SOMEONE, yes! Nobody wants to do this, and for a good reason.
Stop doing research and go instead working on Sage infrastructure, if you're so
keen on preserving the status quo.

>
> - We are able to use GitHub Actions and to integrate them
>   with our Trac server, with badges displaying the result of
>   these automated actions displayed on each ticket.

Yet, it's very far from the convenience of doing all this on GitHub.

>
> Hosting our Trac server at Google seems to be a problem.
> I can ask my department about hosting Trac. Can someone
> summarize the requirements (disk space, RAM, etc.)?
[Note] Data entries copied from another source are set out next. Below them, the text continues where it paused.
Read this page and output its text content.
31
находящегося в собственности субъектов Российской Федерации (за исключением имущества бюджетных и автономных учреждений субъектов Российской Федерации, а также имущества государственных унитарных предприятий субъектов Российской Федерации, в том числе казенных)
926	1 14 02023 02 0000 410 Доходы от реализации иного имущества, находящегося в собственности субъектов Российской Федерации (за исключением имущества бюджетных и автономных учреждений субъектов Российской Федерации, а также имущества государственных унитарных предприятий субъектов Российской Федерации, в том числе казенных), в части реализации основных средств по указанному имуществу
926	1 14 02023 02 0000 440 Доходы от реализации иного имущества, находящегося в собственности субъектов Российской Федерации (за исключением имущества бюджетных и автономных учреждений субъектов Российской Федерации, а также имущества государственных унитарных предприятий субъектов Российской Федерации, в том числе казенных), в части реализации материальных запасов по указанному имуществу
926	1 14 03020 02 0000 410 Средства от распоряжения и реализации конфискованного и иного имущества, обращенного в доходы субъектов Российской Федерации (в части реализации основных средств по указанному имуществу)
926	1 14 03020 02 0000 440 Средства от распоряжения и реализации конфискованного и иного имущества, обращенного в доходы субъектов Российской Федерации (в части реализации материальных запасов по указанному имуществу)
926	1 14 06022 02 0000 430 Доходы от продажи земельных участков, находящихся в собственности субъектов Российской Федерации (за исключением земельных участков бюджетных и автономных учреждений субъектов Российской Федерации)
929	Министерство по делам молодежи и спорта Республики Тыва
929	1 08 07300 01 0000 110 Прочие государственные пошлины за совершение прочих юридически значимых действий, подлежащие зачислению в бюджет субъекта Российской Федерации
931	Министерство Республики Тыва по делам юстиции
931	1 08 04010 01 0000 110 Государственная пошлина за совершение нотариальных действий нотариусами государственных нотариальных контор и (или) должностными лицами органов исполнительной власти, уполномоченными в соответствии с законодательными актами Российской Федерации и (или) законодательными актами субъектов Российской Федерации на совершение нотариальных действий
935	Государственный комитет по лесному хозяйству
Ask your department about giving root access to one of its VMs to
individuals based
abroad. Try Iran, Somalia, or Russia as possible locations, if you're
so keen on being truly inclusive and
non-discriminatory.
Several requests like this in the past (even without dodgy countries
involved), at several French places, went nowhere.
Why do you think you'd have any luck with it in your case?

Seriously, though, the main issue with trac is that it's old legacy
software, it's user base
is shrinking every year, it's basically on life support. And we are
wasting human resources we don't really have
on keeping it alive.


Dima



>
> Kind regards,  --Samuel
>
>
> --- Some links about GitHub policies and controversies ---
>
> GitHub and US trade controls
> https://docs.github.com/en/site-policy/other-site-policies/github-and-trade-controls
>
> GitHub controversies
> https://en.wikipedia.org/wiki/GitHub#Controversies
>
> GitHub has suspended my account for no reason
> https://padida-ali.medium.com/github-has-suspended-my-account-for-no-reason-99ebbcad98cc
>
> GitHub blocks entire company because one employee was in Iran
> https://news.ycombinator.com/item?id=25644056
>
> Microsoft enters: GitHub banned Iranian developers!